Non è conforme alla normativa comunitaria la decisione di escludere una donna in congedo di maternità da un corso di formazione professionale, se questo corso è inerente al suo impiego ed è obbligatorio per ottenere la nomina definitiva in ruolo.
Così la sentenza della Corte di giustizia europea emanata ieri (causa C 595/12), a conclusione di una procedura avviata davanti al Tar del Lazio dal ricorso di una lavoratrice italiana che aveva superato un concorso per la nomina a vice commissario di polizia penitenziaria. Dopo aver vinto tale concorso, la lavoratrice avrebbe dovuto partecipare ad un corso di formazione, ma questo era fissato in un periodo durante il quale la stessa si trovava in congedo obbligatorio di maternità. Per questo motivo, l’amministrazione penitenziaria (che organizzava il corso) le escludeva dal corso, riconoscendole tuttavia il diritto a frequentare quello successivo; l’esclusione veniva motivata con la necessità di applicare il periodo di congedo obbligatorio, previsto dalla legislazione italiana.
La lavoratrice impugnava l’atto di esclusione e il Tar rimetteva alla Corte di giustizia la questione per chiedere che fosse accertata l’illegittimità dell’esclusione rispetto al diritto comunitario.

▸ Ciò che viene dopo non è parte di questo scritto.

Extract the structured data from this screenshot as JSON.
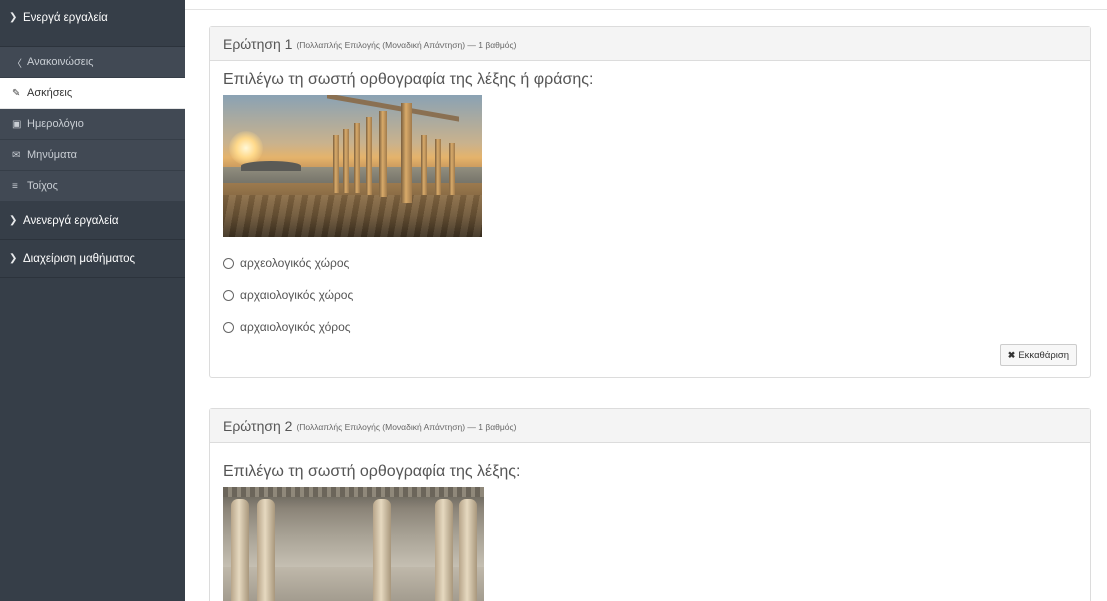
{
  "sidebar": {
    "active_tools": {
      "label": "Ενεργά εργαλεία",
      "icon": "chevron-down-icon"
    },
    "items": [
      {
        "label": "Ανακοινώσεις",
        "icon": "bullhorn-icon"
      },
      {
        "label": "Ασκήσεις",
        "icon": "edit-icon",
        "active": true
      },
      {
        "label": "Ημερολόγιο",
        "icon": "calendar-icon"
      },
      {
        "label": "Μηνύματα",
        "icon": "envelope-icon"
      },
      {
        "label": "Τοίχος",
        "icon": "list-icon"
      }
    ],
    "inactive_tools": {
      "label": "Ανενεργά εργαλεία",
      "icon": "chevron-right-icon"
    },
    "course_admin": {
      "label": "Διαχείριση μαθήματος",
      "icon": "chevron-right-icon"
    }
  },
  "questions": [
    {
      "title": "Ερώτηση 1",
      "meta": "(Πολλαπλής Επιλογής (Μοναδική Απάντηση) — 1 βαθμός)",
      "text": "Επιλέγω τη σωστή ορθογραφία της λέξης ή φράσης:",
      "image": "temple-of-poseidon-sunset",
      "options": [
        "αρχεολογικός χώρος",
        "αρχαιολογικός χώρος",
        "αρχαιολογικός χόρος"
      ],
      "clear_label": "Εκκαθάριση"
    },
    {
      "title": "Ερώτηση 2",
      "meta": "(Πολλαπλής Επιλογής (Μοναδική Απάντηση) — 1 βαθμός)",
      "text": "Επιλέγω τη σωστή ορθογραφία της λέξης:",
      "image": "caryatids-museum-display"
    }
  ],
  "colors": {
    "sidebar_bg": "#363e48",
    "sidebar_item_bg": "#414954",
    "panel_header_bg": "#f4f4f4",
    "panel_border": "#dcdcdc"
  }
}
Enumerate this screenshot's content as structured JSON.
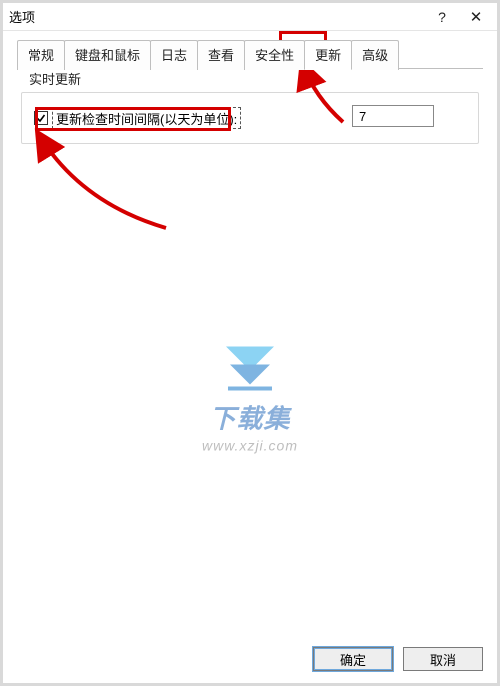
{
  "window": {
    "title": "选项"
  },
  "titlebar": {
    "help": "?",
    "close": "✕"
  },
  "tabs": {
    "general": "常规",
    "keyboard": "键盘和鼠标",
    "log": "日志",
    "view": "查看",
    "security": "安全性",
    "update": "更新",
    "advanced": "高级",
    "active_index": 5
  },
  "update_tab": {
    "group_title": "实时更新",
    "check_label": "更新检查时间间隔(以天为单位):",
    "checked": true,
    "interval_value": "7"
  },
  "buttons": {
    "ok": "确定",
    "cancel": "取消"
  },
  "watermark": {
    "brand": "下载集",
    "domain": "www.xzji.com"
  },
  "colors": {
    "annotation_red": "#d40000",
    "link_blue": "#2b6fbd"
  }
}
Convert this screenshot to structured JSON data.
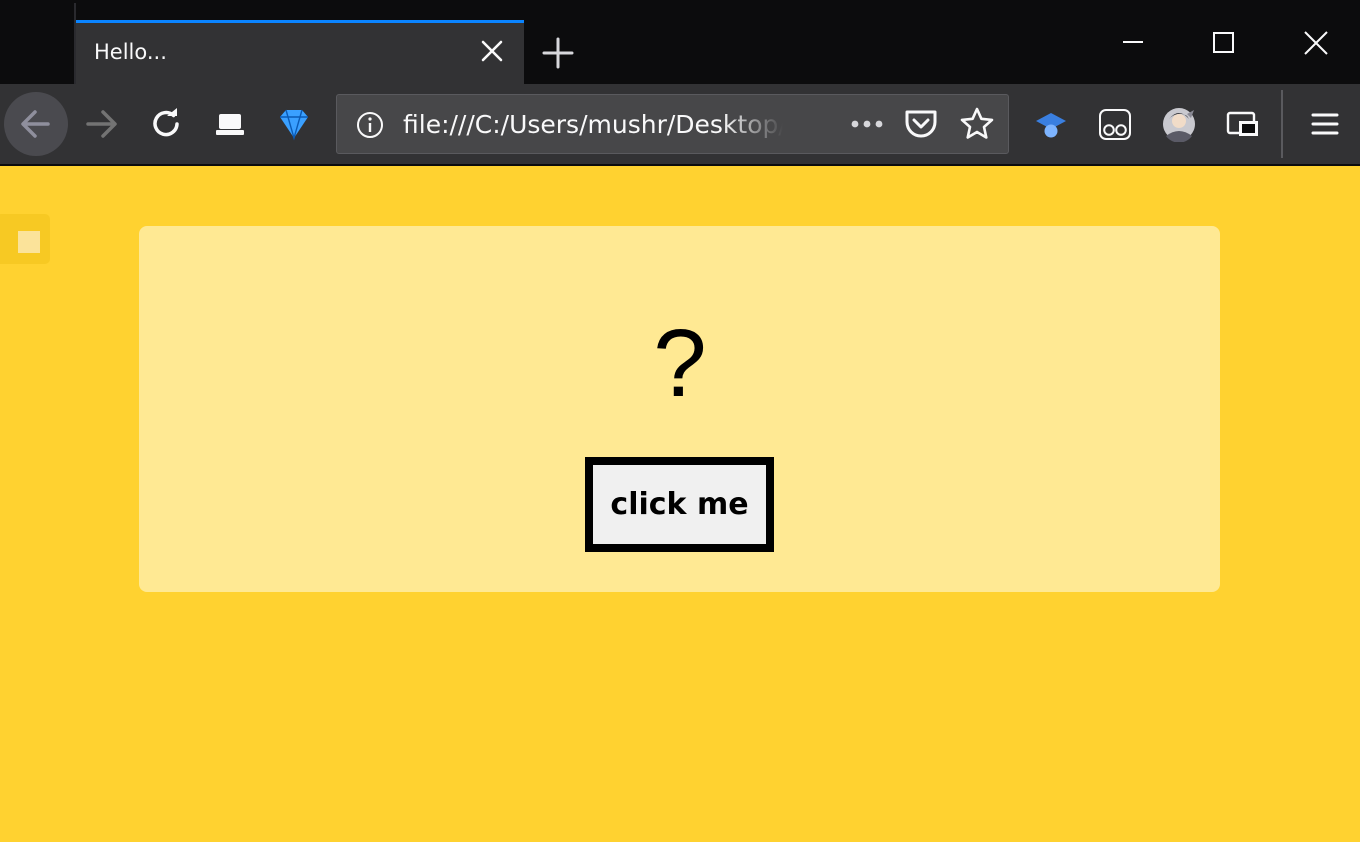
{
  "browser": {
    "tab": {
      "title": "Hello..."
    },
    "toolbar": {
      "url": "file:///C:/Users/mushr/Desktop/"
    }
  },
  "page": {
    "question": "?",
    "button_label": "click me",
    "background_color": "#ffd230",
    "card_color": "#ffe993"
  },
  "colors": {
    "tab_accent": "#0a84ff",
    "toolbar_bg": "#323234",
    "titlebar_bg": "#0c0c0d"
  },
  "icons": [
    "close-icon",
    "plus-icon",
    "minimize-icon",
    "maximize-icon",
    "back-arrow-icon",
    "forward-arrow-icon",
    "reload-icon",
    "laptop-icon",
    "diamond-icon",
    "info-icon",
    "more-dots-icon",
    "pocket-icon",
    "star-icon",
    "graduation-cap-icon",
    "glasses-icon",
    "avatar",
    "picture-in-picture-icon",
    "hamburger-menu-icon"
  ]
}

La Corte Ue nella sua decisione parte dalla considerazione che la materia è disciplinata dalla direttiva 2006/54, riguardante l’attuazione del principio delle pari opportunità e della parità di trattamento fra uomini e donne in materia di occupazione e impiego. A tale proposito, la Corte ricorda che l’articolo 14 della direttiva vieta qualsiasi discriminazione diretta o indiretta fondata sul sesso nei settori pubblico o privato, compresi gli enti di diritto pubblico, per quanto attiene all’occupazione e alle condizioni di lavoro, comprese le condizioni di licenziamento, la retribuzione, e la formazione. La stessa direttiva stabilisce che alla fine del periodo di congedo per maternità la donna ha diritto di riprendere il proprio lavoro o un posto equivalente secondo termini e condizioni che non le siano meno favorevoli, e a beneficiare di eventuali miglioramenti delle condizioni di lavoro che le sarebbero spettati durante la sua assenza.